MUMBAI: When the presses are rolling but patience runs out, even the editor’s chair isn’t safe. The Washington Post announced on Saturday that its chief executive and publisher Will Lewis is stepping down with immediate effect, bringing a sudden end to a turbulent two-year tenure marked by financial strain, newsroom unrest and public backlash.
Lewis’s exit comes just days after the Bezos-owned newspaper announced sweeping job cuts that triggered protests outside its Washington headquarters and a wave of anger from readers and staff. While newspapers across the US are grappling with shrinking revenues and digital disruption, Lewis’s leadership had increasingly come under fire for how those pressures were handled.

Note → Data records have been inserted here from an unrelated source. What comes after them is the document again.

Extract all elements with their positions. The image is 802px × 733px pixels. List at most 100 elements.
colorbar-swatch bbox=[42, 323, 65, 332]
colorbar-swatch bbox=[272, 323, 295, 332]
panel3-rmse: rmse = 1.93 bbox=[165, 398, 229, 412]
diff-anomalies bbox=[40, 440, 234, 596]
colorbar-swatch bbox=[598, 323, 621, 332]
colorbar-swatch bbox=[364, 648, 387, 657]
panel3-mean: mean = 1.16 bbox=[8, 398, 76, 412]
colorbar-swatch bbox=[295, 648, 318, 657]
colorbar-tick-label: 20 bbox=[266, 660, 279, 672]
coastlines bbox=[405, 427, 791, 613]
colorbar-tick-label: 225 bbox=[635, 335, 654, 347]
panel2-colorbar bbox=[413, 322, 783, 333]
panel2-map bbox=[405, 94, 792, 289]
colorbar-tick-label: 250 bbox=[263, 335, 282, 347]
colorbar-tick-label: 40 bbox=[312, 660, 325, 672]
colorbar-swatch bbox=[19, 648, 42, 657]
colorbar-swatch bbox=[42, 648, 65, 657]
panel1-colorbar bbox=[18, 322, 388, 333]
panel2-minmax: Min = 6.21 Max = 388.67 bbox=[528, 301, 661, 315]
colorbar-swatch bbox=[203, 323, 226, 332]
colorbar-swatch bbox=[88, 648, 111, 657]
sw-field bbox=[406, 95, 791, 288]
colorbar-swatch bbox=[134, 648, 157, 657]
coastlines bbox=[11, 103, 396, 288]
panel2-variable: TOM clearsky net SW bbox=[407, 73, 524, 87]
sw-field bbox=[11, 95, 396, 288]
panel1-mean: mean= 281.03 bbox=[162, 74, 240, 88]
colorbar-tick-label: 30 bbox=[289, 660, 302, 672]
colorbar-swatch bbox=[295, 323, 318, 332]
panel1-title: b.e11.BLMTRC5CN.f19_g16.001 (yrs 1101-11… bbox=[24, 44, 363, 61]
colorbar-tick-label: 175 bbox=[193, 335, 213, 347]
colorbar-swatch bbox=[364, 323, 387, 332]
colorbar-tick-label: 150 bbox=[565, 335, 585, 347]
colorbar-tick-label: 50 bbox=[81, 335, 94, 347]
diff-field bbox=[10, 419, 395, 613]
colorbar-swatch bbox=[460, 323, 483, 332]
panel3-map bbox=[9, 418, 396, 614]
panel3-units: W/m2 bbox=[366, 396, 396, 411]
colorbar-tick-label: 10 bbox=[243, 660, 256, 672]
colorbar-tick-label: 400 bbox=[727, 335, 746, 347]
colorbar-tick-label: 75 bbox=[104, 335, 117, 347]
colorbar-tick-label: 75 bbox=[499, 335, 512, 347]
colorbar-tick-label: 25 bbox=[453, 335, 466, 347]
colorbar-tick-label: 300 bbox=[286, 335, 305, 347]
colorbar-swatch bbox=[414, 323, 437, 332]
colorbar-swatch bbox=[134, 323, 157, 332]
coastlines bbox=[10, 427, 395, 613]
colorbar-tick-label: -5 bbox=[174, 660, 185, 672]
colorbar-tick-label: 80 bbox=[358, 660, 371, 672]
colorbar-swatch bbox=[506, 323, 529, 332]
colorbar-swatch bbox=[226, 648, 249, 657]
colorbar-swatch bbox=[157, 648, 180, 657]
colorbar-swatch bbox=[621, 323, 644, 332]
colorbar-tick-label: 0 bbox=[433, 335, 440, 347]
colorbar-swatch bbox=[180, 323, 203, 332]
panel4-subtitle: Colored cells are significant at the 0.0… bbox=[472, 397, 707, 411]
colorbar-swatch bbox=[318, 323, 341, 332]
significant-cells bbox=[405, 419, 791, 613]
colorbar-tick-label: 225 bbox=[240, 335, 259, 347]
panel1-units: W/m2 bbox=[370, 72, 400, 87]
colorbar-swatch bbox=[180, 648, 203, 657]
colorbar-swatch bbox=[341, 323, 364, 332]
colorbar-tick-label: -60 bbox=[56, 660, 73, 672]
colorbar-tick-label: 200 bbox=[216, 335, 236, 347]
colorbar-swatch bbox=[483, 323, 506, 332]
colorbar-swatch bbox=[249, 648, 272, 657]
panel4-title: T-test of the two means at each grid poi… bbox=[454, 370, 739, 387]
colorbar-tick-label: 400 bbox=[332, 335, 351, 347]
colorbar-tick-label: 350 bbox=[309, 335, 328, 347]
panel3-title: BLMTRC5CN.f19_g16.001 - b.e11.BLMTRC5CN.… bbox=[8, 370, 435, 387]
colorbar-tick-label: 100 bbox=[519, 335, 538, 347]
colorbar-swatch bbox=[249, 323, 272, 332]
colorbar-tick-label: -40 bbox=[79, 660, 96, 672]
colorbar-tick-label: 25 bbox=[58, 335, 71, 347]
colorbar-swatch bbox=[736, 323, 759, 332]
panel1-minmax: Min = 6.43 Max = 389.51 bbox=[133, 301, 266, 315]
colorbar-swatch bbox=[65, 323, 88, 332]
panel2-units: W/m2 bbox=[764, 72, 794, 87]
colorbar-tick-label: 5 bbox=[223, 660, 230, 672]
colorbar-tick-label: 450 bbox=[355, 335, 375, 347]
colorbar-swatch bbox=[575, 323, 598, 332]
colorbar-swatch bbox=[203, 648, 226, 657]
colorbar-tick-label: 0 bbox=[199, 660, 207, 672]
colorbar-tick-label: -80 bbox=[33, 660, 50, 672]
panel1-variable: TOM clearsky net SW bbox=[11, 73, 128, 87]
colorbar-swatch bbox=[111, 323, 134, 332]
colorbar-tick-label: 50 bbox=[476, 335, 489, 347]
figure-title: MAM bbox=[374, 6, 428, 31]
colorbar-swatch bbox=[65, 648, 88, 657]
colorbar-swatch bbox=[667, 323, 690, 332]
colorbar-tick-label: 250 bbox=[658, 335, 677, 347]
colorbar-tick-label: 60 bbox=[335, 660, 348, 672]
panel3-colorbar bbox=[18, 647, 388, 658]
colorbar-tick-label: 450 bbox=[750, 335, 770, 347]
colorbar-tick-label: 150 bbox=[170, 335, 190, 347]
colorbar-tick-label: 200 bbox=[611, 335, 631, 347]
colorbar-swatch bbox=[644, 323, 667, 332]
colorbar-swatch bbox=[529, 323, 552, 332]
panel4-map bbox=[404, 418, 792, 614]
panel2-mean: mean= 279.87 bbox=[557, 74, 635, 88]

The Post confirmed that Jeff D’Onofrio, a former Tumblr CEO who joined the organisation last year as chief financial officer, has taken over as CEO and publisher, effective immediately. In an email to staff, later shared by reporters on social media, Lewis said it was “the right time for me to step aside.”
The leadership change follows the announcement of large-scale redundancies earlier this week. While the Post did not officially confirm numbers, The New York Times reported that around 300 of the paper’s roughly 800 journalists were laid off. Entire teams were dismantled, including the Post’s Middle East bureau and its Kyiv-based correspondent covering the war in Ukraine.
Sports, graphics and local reporting were sharply reduced, and the paper’s daily podcast, Post Reports, was suspended. On Thursday, hundreds of journalists and supporters gathered outside the Post’s downtown office in protest, calling the cuts a blow to public-interest journalism.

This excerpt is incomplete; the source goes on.